F. B. : Agrocampus Ouest finalisera dans les mois qui viennent deux doubles diplômes d’ingénieurs avec deux des meilleures universités chiliennes. À terme, l’ambition est d’ouvrir les doubles diplômes à tous les étudiants de l’Institut Agro.
Quel est l’intérêt du double diplôme ?
F. B. : Pour les étudiants français, il permet de travailler plus facilement dans le pays de l’université partenaire et dans la sous-région grâce à la notoriété du diplôme de l’université partenaire. Le double diplômé, avec trois à quatre semestres à l’étranger, se démarque de l’ingénieur standard qui n’a qu’un semestre validé à l’étranger. De nos jours, tous les diplômés ont un bon niveau d’anglais (une condition pour l’obtention du diplôme) et une bonne maîtrise d’une deuxième langue étrangère (espagnol, portugais). Les doubles diplômés sont en général quasi bilingues et très à l’aise avec l’interculturalité, car ils disposent d’une bonne connaissance des us et coutumes des pays dans lesquels ils ont étudié. Ils ont montré leur capacité à s’expatrier sur une longue durée et à s’adapter à d’autres modes de vie, un atout différenciant pour un futur employeur.
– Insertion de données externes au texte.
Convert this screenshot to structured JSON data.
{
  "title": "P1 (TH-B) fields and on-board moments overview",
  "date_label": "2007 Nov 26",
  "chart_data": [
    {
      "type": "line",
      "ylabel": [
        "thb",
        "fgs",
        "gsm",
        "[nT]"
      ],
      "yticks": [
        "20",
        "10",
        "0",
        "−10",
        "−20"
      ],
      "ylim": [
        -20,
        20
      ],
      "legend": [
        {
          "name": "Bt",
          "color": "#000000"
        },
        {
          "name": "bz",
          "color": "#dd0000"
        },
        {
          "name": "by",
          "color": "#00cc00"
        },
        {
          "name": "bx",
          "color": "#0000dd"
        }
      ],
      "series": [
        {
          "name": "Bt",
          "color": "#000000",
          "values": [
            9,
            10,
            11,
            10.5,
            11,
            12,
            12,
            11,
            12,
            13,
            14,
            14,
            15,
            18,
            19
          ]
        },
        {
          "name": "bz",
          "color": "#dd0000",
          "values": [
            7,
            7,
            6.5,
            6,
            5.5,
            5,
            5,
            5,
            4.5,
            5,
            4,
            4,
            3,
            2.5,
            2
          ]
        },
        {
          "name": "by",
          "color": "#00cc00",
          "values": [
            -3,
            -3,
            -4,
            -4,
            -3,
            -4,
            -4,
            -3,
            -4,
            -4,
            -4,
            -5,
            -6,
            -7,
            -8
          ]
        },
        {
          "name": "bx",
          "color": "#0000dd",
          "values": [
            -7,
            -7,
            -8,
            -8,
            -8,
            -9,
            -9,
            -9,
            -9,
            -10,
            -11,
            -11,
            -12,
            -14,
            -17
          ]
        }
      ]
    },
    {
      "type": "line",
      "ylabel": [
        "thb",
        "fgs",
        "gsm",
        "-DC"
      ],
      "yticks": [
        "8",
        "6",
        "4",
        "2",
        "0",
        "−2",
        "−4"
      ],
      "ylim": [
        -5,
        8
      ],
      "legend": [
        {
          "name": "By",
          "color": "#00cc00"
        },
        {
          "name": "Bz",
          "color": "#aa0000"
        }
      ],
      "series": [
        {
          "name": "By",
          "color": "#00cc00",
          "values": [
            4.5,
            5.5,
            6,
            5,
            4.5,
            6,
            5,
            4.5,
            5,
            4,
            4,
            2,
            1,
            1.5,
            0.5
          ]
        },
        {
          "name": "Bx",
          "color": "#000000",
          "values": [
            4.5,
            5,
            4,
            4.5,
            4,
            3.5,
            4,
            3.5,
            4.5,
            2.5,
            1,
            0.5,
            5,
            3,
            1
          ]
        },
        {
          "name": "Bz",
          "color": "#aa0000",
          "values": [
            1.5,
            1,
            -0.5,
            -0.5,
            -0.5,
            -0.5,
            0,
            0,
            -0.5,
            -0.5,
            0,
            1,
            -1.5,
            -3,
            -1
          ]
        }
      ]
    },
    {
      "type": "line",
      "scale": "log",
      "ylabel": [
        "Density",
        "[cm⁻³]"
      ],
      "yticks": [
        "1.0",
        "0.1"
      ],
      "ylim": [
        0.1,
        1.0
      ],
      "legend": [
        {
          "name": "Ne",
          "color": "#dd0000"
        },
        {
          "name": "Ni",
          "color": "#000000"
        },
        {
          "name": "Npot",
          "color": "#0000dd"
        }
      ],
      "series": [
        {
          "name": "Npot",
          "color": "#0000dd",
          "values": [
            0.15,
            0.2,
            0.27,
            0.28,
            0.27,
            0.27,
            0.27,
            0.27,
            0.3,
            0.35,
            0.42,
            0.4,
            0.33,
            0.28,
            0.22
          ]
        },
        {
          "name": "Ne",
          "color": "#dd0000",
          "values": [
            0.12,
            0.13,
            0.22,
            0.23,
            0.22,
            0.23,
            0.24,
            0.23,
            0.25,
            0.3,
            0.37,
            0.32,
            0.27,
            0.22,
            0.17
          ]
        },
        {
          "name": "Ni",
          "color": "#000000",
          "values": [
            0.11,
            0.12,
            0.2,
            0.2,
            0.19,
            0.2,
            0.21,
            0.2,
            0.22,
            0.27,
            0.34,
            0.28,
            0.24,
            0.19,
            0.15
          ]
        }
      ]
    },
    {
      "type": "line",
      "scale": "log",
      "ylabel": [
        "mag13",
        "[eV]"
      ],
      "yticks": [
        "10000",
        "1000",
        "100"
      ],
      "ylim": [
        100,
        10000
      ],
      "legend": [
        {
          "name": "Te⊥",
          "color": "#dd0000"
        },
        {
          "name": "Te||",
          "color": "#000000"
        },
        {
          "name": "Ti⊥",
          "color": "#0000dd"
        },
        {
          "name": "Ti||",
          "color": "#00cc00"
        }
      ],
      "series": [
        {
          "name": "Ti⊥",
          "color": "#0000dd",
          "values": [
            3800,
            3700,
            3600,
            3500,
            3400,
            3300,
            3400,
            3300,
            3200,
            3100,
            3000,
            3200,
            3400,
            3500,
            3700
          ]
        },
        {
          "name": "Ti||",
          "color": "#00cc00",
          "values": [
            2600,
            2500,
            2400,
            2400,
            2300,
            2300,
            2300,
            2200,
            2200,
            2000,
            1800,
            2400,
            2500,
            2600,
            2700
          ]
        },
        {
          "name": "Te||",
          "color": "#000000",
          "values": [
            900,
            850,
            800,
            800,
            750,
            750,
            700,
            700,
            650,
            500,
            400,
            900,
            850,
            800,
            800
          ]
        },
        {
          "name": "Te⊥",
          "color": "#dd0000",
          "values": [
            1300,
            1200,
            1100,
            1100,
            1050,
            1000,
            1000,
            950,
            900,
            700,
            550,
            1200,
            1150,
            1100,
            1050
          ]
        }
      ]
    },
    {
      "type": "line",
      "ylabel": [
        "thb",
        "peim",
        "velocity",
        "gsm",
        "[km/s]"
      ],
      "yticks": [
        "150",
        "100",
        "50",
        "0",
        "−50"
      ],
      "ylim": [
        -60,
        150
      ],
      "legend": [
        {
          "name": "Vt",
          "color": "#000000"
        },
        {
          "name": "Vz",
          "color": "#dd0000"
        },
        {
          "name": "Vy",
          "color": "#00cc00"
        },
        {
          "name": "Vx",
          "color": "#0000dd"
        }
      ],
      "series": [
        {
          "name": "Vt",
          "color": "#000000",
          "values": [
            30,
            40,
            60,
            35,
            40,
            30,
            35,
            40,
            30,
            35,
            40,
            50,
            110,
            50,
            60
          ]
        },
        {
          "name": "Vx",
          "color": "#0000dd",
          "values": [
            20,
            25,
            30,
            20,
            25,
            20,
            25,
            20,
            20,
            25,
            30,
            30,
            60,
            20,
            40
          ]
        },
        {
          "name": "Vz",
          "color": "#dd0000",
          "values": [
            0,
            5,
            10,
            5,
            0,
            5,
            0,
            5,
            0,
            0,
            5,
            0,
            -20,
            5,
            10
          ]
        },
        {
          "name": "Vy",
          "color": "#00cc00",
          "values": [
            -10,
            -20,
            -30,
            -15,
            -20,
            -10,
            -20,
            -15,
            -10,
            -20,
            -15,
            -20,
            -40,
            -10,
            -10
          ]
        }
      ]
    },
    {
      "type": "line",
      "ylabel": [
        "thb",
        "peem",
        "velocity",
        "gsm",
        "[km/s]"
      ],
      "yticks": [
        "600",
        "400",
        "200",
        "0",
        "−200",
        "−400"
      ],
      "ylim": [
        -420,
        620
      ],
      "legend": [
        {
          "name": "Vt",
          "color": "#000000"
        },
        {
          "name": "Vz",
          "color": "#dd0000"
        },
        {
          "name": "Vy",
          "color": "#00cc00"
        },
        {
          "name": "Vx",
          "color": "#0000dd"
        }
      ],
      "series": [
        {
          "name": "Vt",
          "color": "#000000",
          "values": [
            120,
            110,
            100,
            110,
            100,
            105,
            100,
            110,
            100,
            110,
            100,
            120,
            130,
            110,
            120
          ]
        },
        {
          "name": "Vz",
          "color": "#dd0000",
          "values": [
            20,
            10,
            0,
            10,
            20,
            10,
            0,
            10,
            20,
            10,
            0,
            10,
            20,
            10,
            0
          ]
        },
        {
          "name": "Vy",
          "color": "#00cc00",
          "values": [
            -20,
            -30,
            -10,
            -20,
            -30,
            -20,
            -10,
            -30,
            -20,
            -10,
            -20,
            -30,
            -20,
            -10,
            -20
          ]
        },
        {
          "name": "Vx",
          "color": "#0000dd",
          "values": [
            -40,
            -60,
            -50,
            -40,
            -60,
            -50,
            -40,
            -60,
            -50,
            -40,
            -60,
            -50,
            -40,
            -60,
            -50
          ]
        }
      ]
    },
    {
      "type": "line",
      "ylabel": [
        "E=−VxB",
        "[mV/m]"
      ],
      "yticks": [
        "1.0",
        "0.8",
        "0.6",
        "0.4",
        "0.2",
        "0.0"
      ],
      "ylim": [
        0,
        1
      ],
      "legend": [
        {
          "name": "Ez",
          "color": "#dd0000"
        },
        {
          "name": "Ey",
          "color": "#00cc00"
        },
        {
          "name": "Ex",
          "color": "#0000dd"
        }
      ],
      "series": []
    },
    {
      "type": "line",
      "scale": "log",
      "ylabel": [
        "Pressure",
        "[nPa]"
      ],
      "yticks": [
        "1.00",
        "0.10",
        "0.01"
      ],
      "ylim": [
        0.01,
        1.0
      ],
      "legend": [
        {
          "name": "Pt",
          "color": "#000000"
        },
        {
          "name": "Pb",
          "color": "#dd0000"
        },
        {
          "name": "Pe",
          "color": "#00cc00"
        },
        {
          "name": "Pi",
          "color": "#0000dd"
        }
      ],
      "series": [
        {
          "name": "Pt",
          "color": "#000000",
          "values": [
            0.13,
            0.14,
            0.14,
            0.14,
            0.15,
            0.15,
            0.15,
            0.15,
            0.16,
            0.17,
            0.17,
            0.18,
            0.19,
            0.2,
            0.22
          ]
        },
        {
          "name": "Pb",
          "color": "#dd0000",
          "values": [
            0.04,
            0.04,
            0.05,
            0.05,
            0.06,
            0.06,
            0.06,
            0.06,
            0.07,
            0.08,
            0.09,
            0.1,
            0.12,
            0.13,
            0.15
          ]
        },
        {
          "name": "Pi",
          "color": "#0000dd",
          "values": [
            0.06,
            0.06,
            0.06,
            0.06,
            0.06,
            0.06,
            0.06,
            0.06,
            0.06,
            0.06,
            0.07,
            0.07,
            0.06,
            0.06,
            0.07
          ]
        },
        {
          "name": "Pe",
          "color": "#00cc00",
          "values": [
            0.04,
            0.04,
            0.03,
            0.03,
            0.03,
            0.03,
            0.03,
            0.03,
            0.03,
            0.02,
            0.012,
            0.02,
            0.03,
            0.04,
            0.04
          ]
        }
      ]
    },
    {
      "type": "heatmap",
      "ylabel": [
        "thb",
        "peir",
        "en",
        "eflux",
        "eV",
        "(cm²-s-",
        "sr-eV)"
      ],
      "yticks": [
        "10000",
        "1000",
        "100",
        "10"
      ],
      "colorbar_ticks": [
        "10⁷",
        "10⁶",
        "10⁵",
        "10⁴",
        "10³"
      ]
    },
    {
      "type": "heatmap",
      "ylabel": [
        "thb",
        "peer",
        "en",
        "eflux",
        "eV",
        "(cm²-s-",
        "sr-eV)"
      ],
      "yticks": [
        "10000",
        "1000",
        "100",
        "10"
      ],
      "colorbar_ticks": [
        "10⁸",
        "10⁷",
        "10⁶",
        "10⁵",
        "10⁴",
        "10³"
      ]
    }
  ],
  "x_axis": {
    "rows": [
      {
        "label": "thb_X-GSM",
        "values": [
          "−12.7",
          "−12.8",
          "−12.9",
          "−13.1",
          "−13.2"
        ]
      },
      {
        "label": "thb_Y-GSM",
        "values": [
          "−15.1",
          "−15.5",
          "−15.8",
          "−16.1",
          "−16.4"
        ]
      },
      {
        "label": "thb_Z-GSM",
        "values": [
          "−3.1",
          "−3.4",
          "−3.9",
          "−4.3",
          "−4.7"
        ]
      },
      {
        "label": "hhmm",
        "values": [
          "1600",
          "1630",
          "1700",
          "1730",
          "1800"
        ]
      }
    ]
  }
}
L’acquisition de connaissances et de compétences dans une université d’excellence à l’étranger constitue un avantage majeur pour faciliter leur insertion professionnelle. Enfin, cela représente surtout une expérience personnelle fondatrice. Pour les étudiants étrangers, le double diplôme représente le bénéfice d’une expérience internationale, l’acquisition de connaissances et de compétences dans nos établissements d’enseignement supérieur de renommée internationale et le prestige d’obtenir un diplôme d’ingénieur français dans l’une des meilleures grandes écoles d’agronomie. Les grands groupes agroalimentaires et d’agrofourniture français ont une forte appétence pour ces profils d’ingénieurs doubles diplômés français ou locaux, en particulier lorsqu’ils ont des filiales dans les pays concernés.
—— Propos recueillis par Danielle BODIOU (Tribune Verte 2936)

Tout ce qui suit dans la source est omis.